Согревшись на горячей ладони человека, котенок свернулся в клубок и притих от удовольствия.

— Дунуть — и нет его. Сердце с горошину.

Уперев локоть в колено, Егорша долго любовался котенком, ощущая его тепло и отчетливые стуки сердца.

— Ну, почему ты не родился человеком?

3

За окном ночь. Егорша привалился к стене, наклонил голову к самовару; от нагретой меди шло тепло, и ему было приятно: щеки согревались, пылали. Козулин ушел к себе, шелестя газетой. Парни, раздевались в соседней комнате, прикрыв дверь, и говорили о том, чтоб не проспать утром.

Актриса перестала улыбаться.

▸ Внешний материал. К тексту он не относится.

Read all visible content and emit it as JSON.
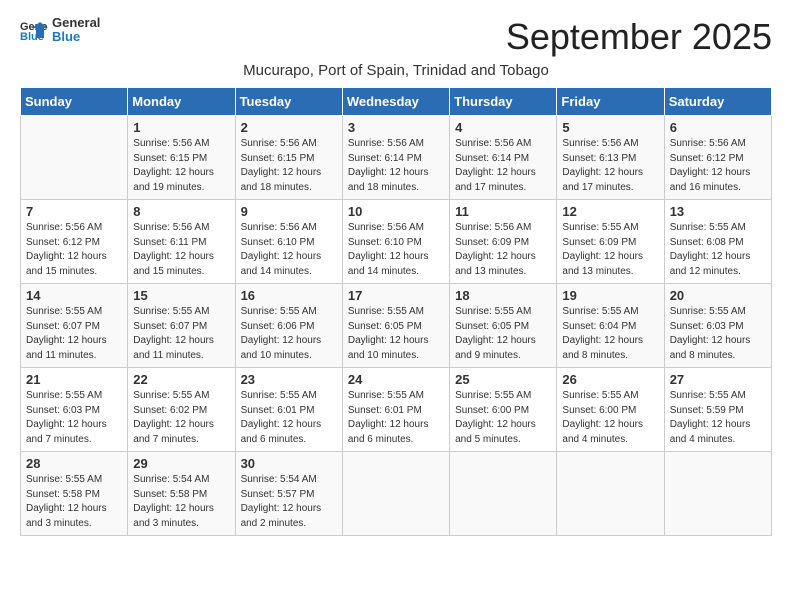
{
  "logo": {
    "line1": "General",
    "line2": "Blue"
  },
  "title": "September 2025",
  "subtitle": "Mucurapo, Port of Spain, Trinidad and Tobago",
  "days_of_week": [
    "Sunday",
    "Monday",
    "Tuesday",
    "Wednesday",
    "Thursday",
    "Friday",
    "Saturday"
  ],
  "weeks": [
    [
      {
        "day": "",
        "info": ""
      },
      {
        "day": "1",
        "info": "Sunrise: 5:56 AM\nSunset: 6:15 PM\nDaylight: 12 hours\nand 19 minutes."
      },
      {
        "day": "2",
        "info": "Sunrise: 5:56 AM\nSunset: 6:15 PM\nDaylight: 12 hours\nand 18 minutes."
      },
      {
        "day": "3",
        "info": "Sunrise: 5:56 AM\nSunset: 6:14 PM\nDaylight: 12 hours\nand 18 minutes."
      },
      {
        "day": "4",
        "info": "Sunrise: 5:56 AM\nSunset: 6:14 PM\nDaylight: 12 hours\nand 17 minutes."
      },
      {
        "day": "5",
        "info": "Sunrise: 5:56 AM\nSunset: 6:13 PM\nDaylight: 12 hours\nand 17 minutes."
      },
      {
        "day": "6",
        "info": "Sunrise: 5:56 AM\nSunset: 6:12 PM\nDaylight: 12 hours\nand 16 minutes."
      }
    ],
    [
      {
        "day": "7",
        "info": "Sunrise: 5:56 AM\nSunset: 6:12 PM\nDaylight: 12 hours\nand 15 minutes."
      },
      {
        "day": "8",
        "info": "Sunrise: 5:56 AM\nSunset: 6:11 PM\nDaylight: 12 hours\nand 15 minutes."
      },
      {
        "day": "9",
        "info": "Sunrise: 5:56 AM\nSunset: 6:10 PM\nDaylight: 12 hours\nand 14 minutes."
      },
      {
        "day": "10",
        "info": "Sunrise: 5:56 AM\nSunset: 6:10 PM\nDaylight: 12 hours\nand 14 minutes."
      },
      {
        "day": "11",
        "info": "Sunrise: 5:56 AM\nSunset: 6:09 PM\nDaylight: 12 hours\nand 13 minutes."
      },
      {
        "day": "12",
        "info": "Sunrise: 5:55 AM\nSunset: 6:09 PM\nDaylight: 12 hours\nand 13 minutes."
      },
      {
        "day": "13",
        "info": "Sunrise: 5:55 AM\nSunset: 6:08 PM\nDaylight: 12 hours\nand 12 minutes."
      }
    ],
    [
      {
        "day": "14",
        "info": "Sunrise: 5:55 AM\nSunset: 6:07 PM\nDaylight: 12 hours\nand 11 minutes."
      },
      {
        "day": "15",
        "info": "Sunrise: 5:55 AM\nSunset: 6:07 PM\nDaylight: 12 hours\nand 11 minutes."
      },
      {
        "day": "16",
        "info": "Sunrise: 5:55 AM\nSunset: 6:06 PM\nDaylight: 12 hours\nand 10 minutes."
      },
      {
        "day": "17",
        "info": "Sunrise: 5:55 AM\nSunset: 6:05 PM\nDaylight: 12 hours\nand 10 minutes."
      },
      {
        "day": "18",
        "info": "Sunrise: 5:55 AM\nSunset: 6:05 PM\nDaylight: 12 hours\nand 9 minutes."
      },
      {
        "day": "19",
        "info": "Sunrise: 5:55 AM\nSunset: 6:04 PM\nDaylight: 12 hours\nand 8 minutes."
      },
      {
        "day": "20",
        "info": "Sunrise: 5:55 AM\nSunset: 6:03 PM\nDaylight: 12 hours\nand 8 minutes."
      }
    ],
    [
      {
        "day": "21",
        "info": "Sunrise: 5:55 AM\nSunset: 6:03 PM\nDaylight: 12 hours\nand 7 minutes."
      },
      {
        "day": "22",
        "info": "Sunrise: 5:55 AM\nSunset: 6:02 PM\nDaylight: 12 hours\nand 7 minutes."
      },
      {
        "day": "23",
        "info": "Sunrise: 5:55 AM\nSunset: 6:01 PM\nDaylight: 12 hours\nand 6 minutes."
      },
      {
        "day": "24",
        "info": "Sunrise: 5:55 AM\nSunset: 6:01 PM\nDaylight: 12 hours\nand 6 minutes."
      },
      {
        "day": "25",
        "info": "Sunrise: 5:55 AM\nSunset: 6:00 PM\nDaylight: 12 hours\nand 5 minutes."
      },
      {
        "day": "26",
        "info": "Sunrise: 5:55 AM\nSunset: 6:00 PM\nDaylight: 12 hours\nand 4 minutes."
      },
      {
        "day": "27",
        "info": "Sunrise: 5:55 AM\nSunset: 5:59 PM\nDaylight: 12 hours\nand 4 minutes."
      }
    ],
    [
      {
        "day": "28",
        "info": "Sunrise: 5:55 AM\nSunset: 5:58 PM\nDaylight: 12 hours\nand 3 minutes."
      },
      {
        "day": "29",
        "info": "Sunrise: 5:54 AM\nSunset: 5:58 PM\nDaylight: 12 hours\nand 3 minutes."
      },
      {
        "day": "30",
        "info": "Sunrise: 5:54 AM\nSunset: 5:57 PM\nDaylight: 12 hours\nand 2 minutes."
      },
      {
        "day": "",
        "info": ""
      },
      {
        "day": "",
        "info": ""
      },
      {
        "day": "",
        "info": ""
      },
      {
        "day": "",
        "info": ""
      }
    ]
  ]
}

Вздыхая, она посмотрела на веселого Егоршу, на безучастную ко всему Степановну, которая в углу стучала костяшками счетов и перелистывала толстую бухгалтерскую книгу. Постояв немного, актриса ушла к себе в комнату.

Дядя Егорша, посмотрев на Степановну, рассмеялся:

— Баланс! Баланс!

— Тш! Иди-ка спать, — встревожилась Степановна.

— Балансы, говорю, подводишь? — потянулся Егорша. — И меня под баланс! За две ночи вперед уплатил? Уплатил! Да-а. Я человек государству нужный. Не-ет! Не гони. Посижу, погляжу. Будут люди приходить… приезжие. Ты что же им тоже — идите спать! Это ведь дом! Здесь граждане живут!

— Молчи уж! Какое тебе дело до людей? Спал бы да спал от нечего делать! — озлилась Степановна. — Ночь на дворе.

— Не пойду спать. Не желаю! И ночью жить хочу!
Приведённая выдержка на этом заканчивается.